Apart from Reynolds and Carroll, who speaks up for the school libraries and teacher-librarians in the WMR if they don’t speak up for themselves? It seems that senior members of the school communities involved in this study did not advocate on their behalf, or even consider the mutual benefits to be gained by more relevant collaboration between teachers and teacher-librarians in their classrooms. This discounting of library services seems especially paradoxical in the case of the WMR where public libraries flourish, valued by their communities, but where government school libraries are undervalued, underfunded and understaffed. It is difficult to imagine this situation arising in the Region’s independent schools, where administrators are keenly aware of the value of their libraries and fund them accordingly.

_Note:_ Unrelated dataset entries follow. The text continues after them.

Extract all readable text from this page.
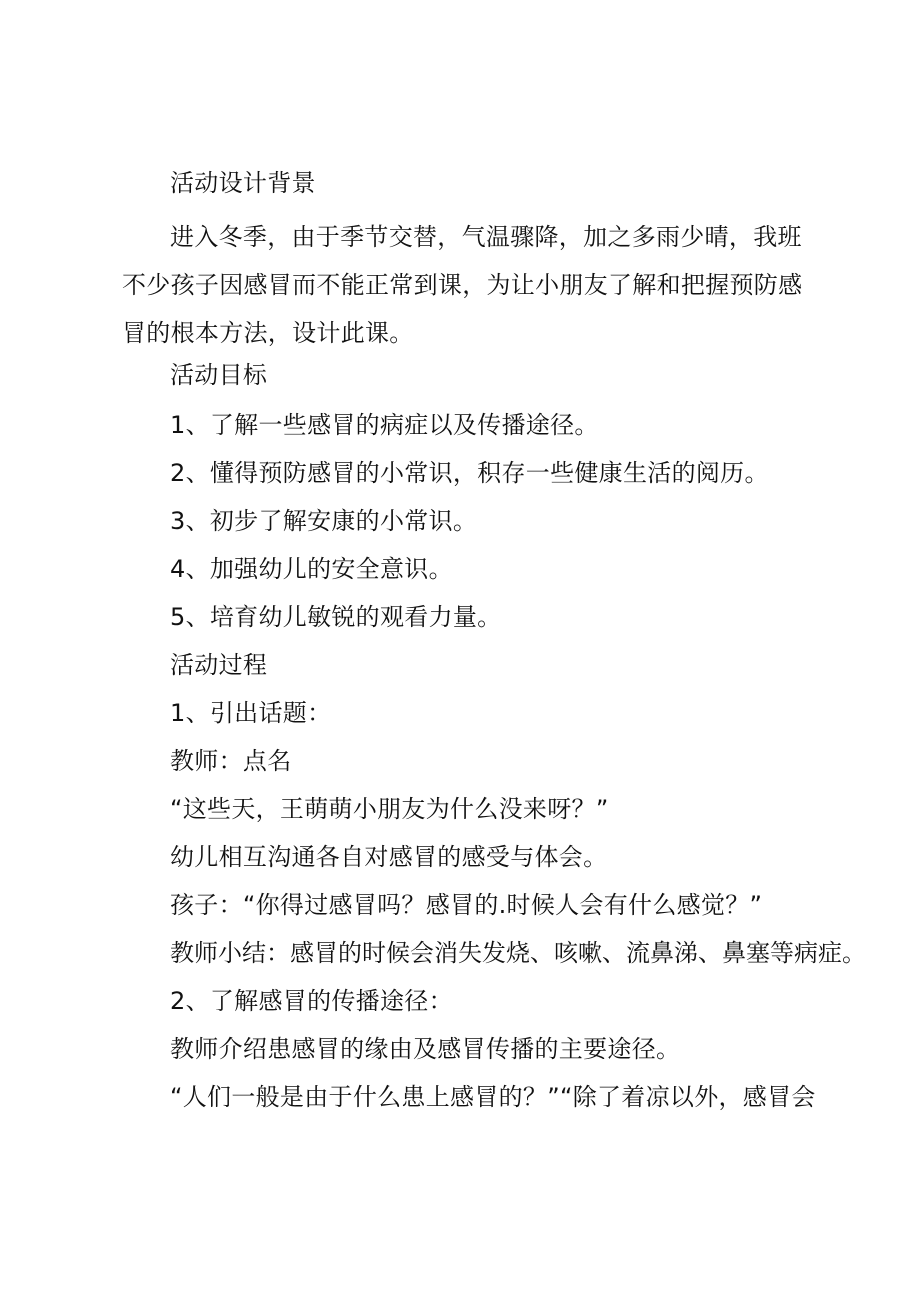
活动设计背景
进入冬季，由于季节交替，气温骤降，加之多雨少晴，我班不少孩子因感冒而不能正常到课，为让小朋友了解和把握预防感冒的根本方法，设计此课。
活动目标
1、了解一些感冒的病症以及传播途径。
2、懂得预防感冒的小常识，积存一些健康生活的阅历。
3、初步了解安康的小常识。
4、加强幼儿的安全意识。
5、培育幼儿敏锐的观看力量。
活动过程
1、引出话题：
教师：点名
“这些天，王萌萌小朋友为什么没来呀？”
幼儿相互沟通各自对感冒的感受与体会。
孩子：“你得过感冒吗？感冒的.时候人会有什么感觉？”
教师小结：感冒的时候会消失发烧、咳嗽、流鼻涕、鼻塞等病症。
2、了解感冒的传播途径：
教师介绍患感冒的缘由及感冒传播的主要途径。
“人们一般是由于什么患上感冒的？”“除了着凉以外，感冒会
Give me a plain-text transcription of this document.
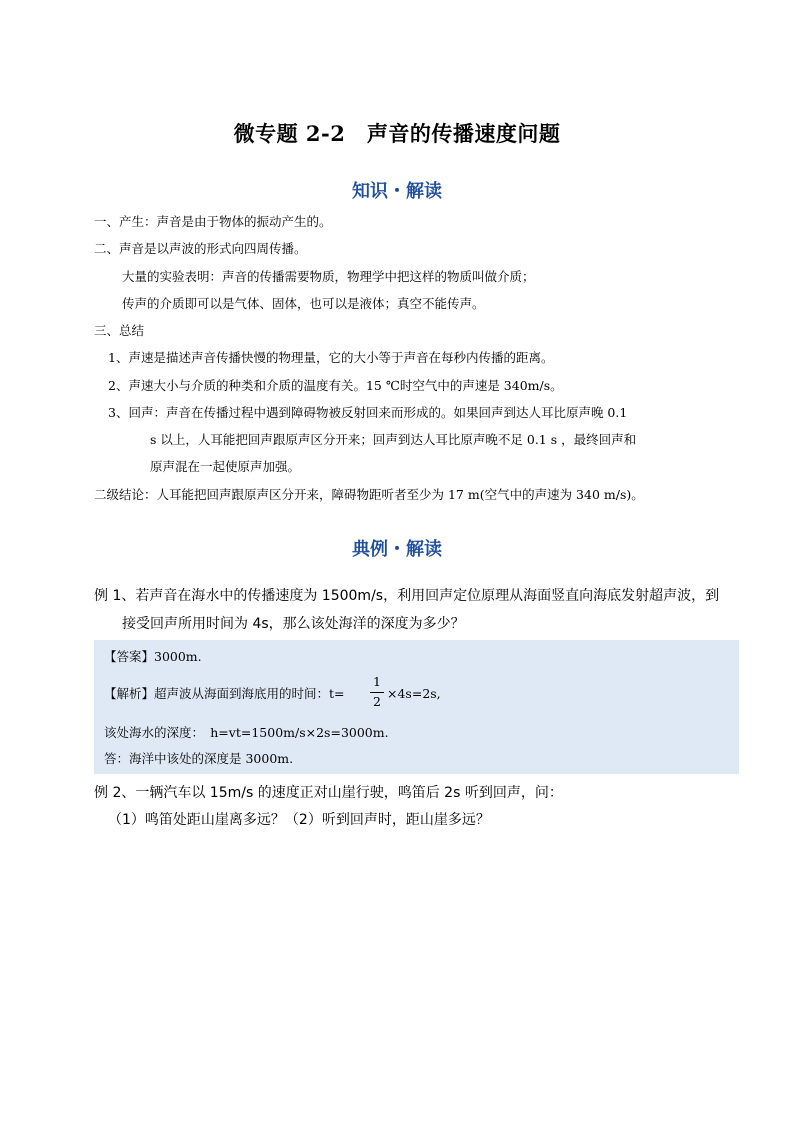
微专题 2-2　声音的传播速度问题
知识・解读
一、产生：声音是由于物体的振动产生的。
二、声音是以声波的形式向四周传播。
大量的实验表明：声音的传播需要物质，物理学中把这样的物质叫做介质；
传声的介质即可以是气体、固体，也可以是液体；真空不能传声。
三、总结
1、声速是描述声音传播快慢的物理量，它的大小等于声音在每秒内传播的距离。
2、声速大小与介质的种类和介质的温度有关。15 ℃时空气中的声速是 340m/s。
3、回声：声音在传播过程中遇到障碍物被反射回来而形成的。如果回声到达人耳比原声晚 0.1
s 以上，人耳能把回声跟原声区分开来；回声到达人耳比原声晚不足 0.1 s ，最终回声和
原声混在一起使原声加强。
二级结论：人耳能把回声跟原声区分开来，障碍物距听者至少为 17 m(空气中的声速为 340 m/s)。
典例・解读
例 1、若声音在海水中的传播速度为 1500m/s，利用回声定位原理从海面竖直向海底发射超声波，到
接受回声所用时间为 4s，那么该处海洋的深度为多少？
【答案】3000m.
【解析】超声波从海面到海底用的时间：t=
1
2 ×4s=2s,
该处海水的深度：　h=vt=1500m/s×2s=3000m.
答：海洋中该处的深度是 3000m.
例 2、一辆汽车以 15m/s 的速度正对山崖行驶，鸣笛后 2s 听到回声，问：
（1）鸣笛处距山崖离多远？（2）听到回声时，距山崖多远？
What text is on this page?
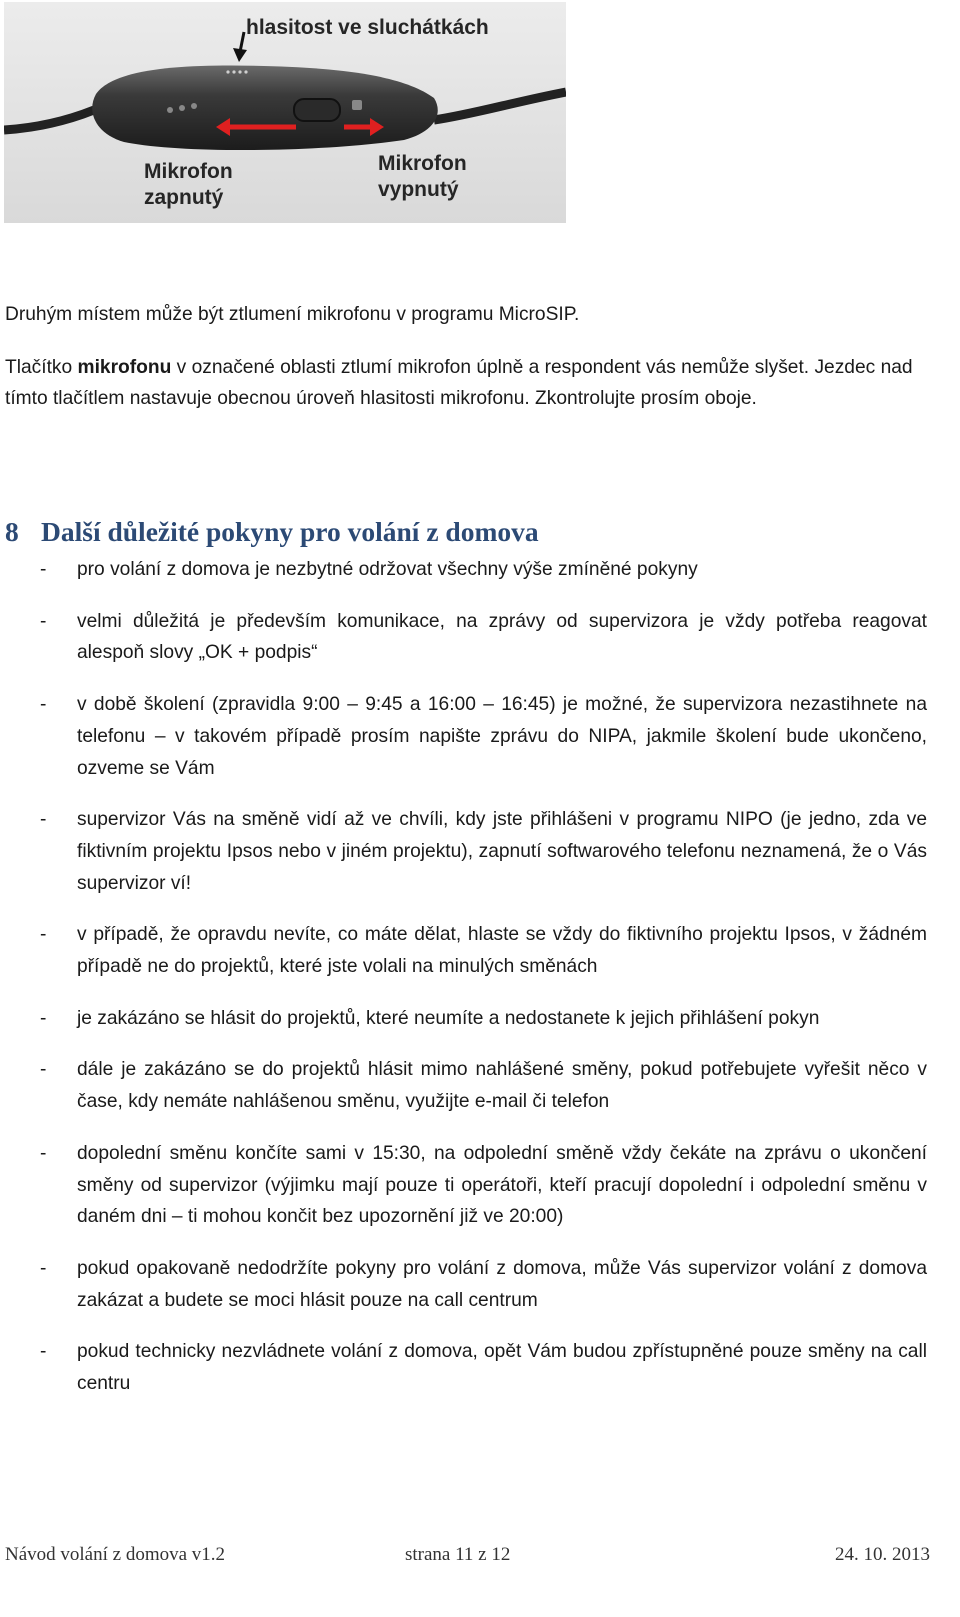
hlasitost ve sluchátkách
Mikrofon
zapnutý
Mikrofon
vypnutý

Druhým místem může být ztlumení mikrofonu v programu MicroSIP.

Tlačítko mikrofonu v označené oblasti ztlumí mikrofon úplně a respondent vás nemůže slyšet. Jezdec nad tímto tlačítlem nastavuje obecnou úroveň hlasitosti mikrofonu. Zkontrolujte prosím oboje.

8 Další důležité pokyny pro volání z domova
- pro volání z domova je nezbytné održovat všechny výše zmíněné pokyny
- velmi důležitá je především komunikace, na zprávy od supervizora je vždy potřeba reagovat alespoň slovy „OK + podpis“
- v době školení (zpravidla 9:00 – 9:45 a 16:00 – 16:45) je možné, že supervizora nezastihnete na telefonu – v takovém případě prosím napište zprávu do NIPA, jakmile školení bude ukončeno, ozveme se Vám
- supervizor Vás na směně vidí až ve chvíli, kdy jste přihlášeni v programu NIPO (je jedno, zda ve fiktivním projektu Ipsos nebo v jiném projektu), zapnutí softwarového telefonu neznamená, že o Vás supervizor ví!
- v případě, že opravdu nevíte, co máte dělat, hlaste se vždy do fiktivního projektu Ipsos, v žádném případě ne do projektů, které jste volali na minulých směnách
- je zakázáno se hlásit do projektů, které neumíte a nedostanete k jejich přihlášení pokyn
- dále je zakázáno se do projektů hlásit mimo nahlášené směny, pokud potřebujete vyřešit něco v čase, kdy nemáte nahlášenou směnu, využijte e-mail či telefon
- dopolední směnu končíte sami v 15:30, na odpolední směně vždy čekáte na zprávu o ukončení směny od supervizor (výjimku mají pouze ti operátoři, kteří pracují dopolední i odpolední směnu v daném dni – ti mohou končit bez upozornění již ve 20:00)
- pokud opakovaně nedodržíte pokyny pro volání z domova, může Vás supervizor volání z domova zakázat a budete se moci hlásit pouze na call centrum
- pokud technicky nezvládnete volání z domova, opět Vám budou zpřístupněné pouze směny na call centru
Návod volání z domova v1.2	strana 11 z 12	24. 10. 2013
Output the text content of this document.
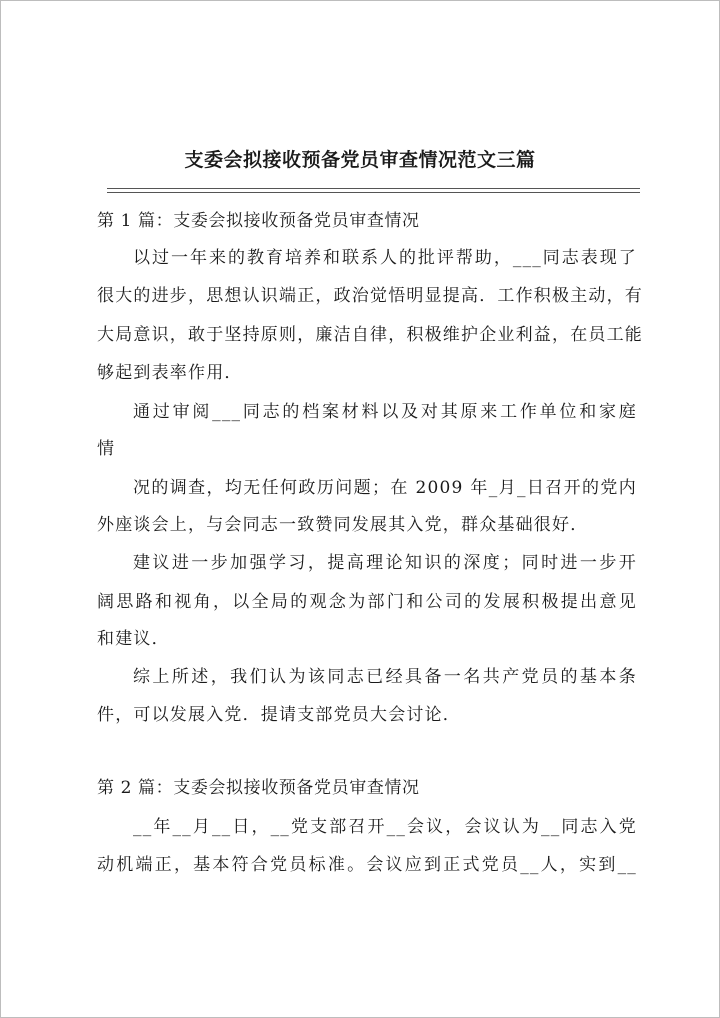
支委会拟接收预备党员审查情况范文三篇
第 1 篇：支委会拟接收预备党员审查情况
以过一年来的教育培养和联系人的批评帮助，___同志表现了
很大的进步，思想认识端正，政治觉悟明显提高．工作积极主动，有
大局意识，敢于坚持原则，廉洁自律，积极维护企业利益，在员工能
够起到表率作用．
通过审阅___同志的档案材料以及对其原来工作单位和家庭
情
况的调查，均无任何政历问题；在 2009 年_月_日召开的党内
外座谈会上，与会同志一致赞同发展其入党，群众基础很好．
建议进一步加强学习，提高理论知识的深度；同时进一步开
阔思路和视角，以全局的观念为部门和公司的发展积极提出意见
和建议．
综上所述，我们认为该同志已经具备一名共产党员的基本条
件，可以发展入党．提请支部党员大会讨论．
第 2 篇：支委会拟接收预备党员审查情况
__年__月__日，__党支部召开__会议，会议认为__同志入党
动机端正，基本符合党员标准。会议应到正式党员__人，实到__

In the introduction to their paper, Reynolds and Carroll recall past years when classroom libraries consisted of a random collection of recreational and instructional books, stored in cupboards, and only rarely accessed by children at times outside of the teaching program. Of course classroom libraries of today bear no resemblance to these, but it is still unlikely that they could ever rival the breadth and richness of a school library collection. In the light of the perceived sectoral disjunctions suggested above, it is worth recalling the active contribution of classroom teachers during the 1960’s and 70’s, who fought stridently to establish the Australian school library movement. Whilst this achievement is more generally associated with eminent personalities and the joint efforts of government and Library Association reports, these luminaries were strongly supported by classroom teachers, many of whom confirmed their dedication by re-training as teacher-librarians in order to ensure that their own students benefited from the largesse of this resource. Now, in this case study, it is disappointing to see how the consequences of externally imposed, systematized management not only devalues, but also erodes the legacy of collegiality between literacy professionals within the WMR’s school communities.
If they value their libraries, school administrators, as well teacher-librarians would do well to pay attention to the outcomes of this case study.
Many school communities have felt the blunt threat of NAPLAN. Competitive pressure associated with the publication of results, winners and losers, has generated a variety of quirky outcomes ranging from ideological zealotry to strategic evasion. Relevant to the future of school libraries within these circumstances, Reynolds’ and Carroll’s paper serves to illustrate collateral damage that sometimes accompanies well-intentioned solutions when policy is formulated and interpreted within a narrow focus, and without regard for the wider, equally relevant operative contexts of each workplace. If they value their libraries, school administrators, as well teacher-librarians would do well to pay attention to the outcomes of this case study. Equally important is the need for teacher-librarians to make their presence felt, to be positively assertive about the benefits they can offer, and if necessary, seek support from their professional associations. I hope the WMR will take note of Reynolds’ and Carroll’s research and heed its proposition for collaborative cross-fertilisation of professional knowledge and management skills between teachers and teacher-librarians, which would surely augment the resource base and literacy outcome of the WMR’s classroom libraries.
Dr Susan Boyce is a member of the Synergy board who maintains a continuing interest in the politics and social history of school libraries.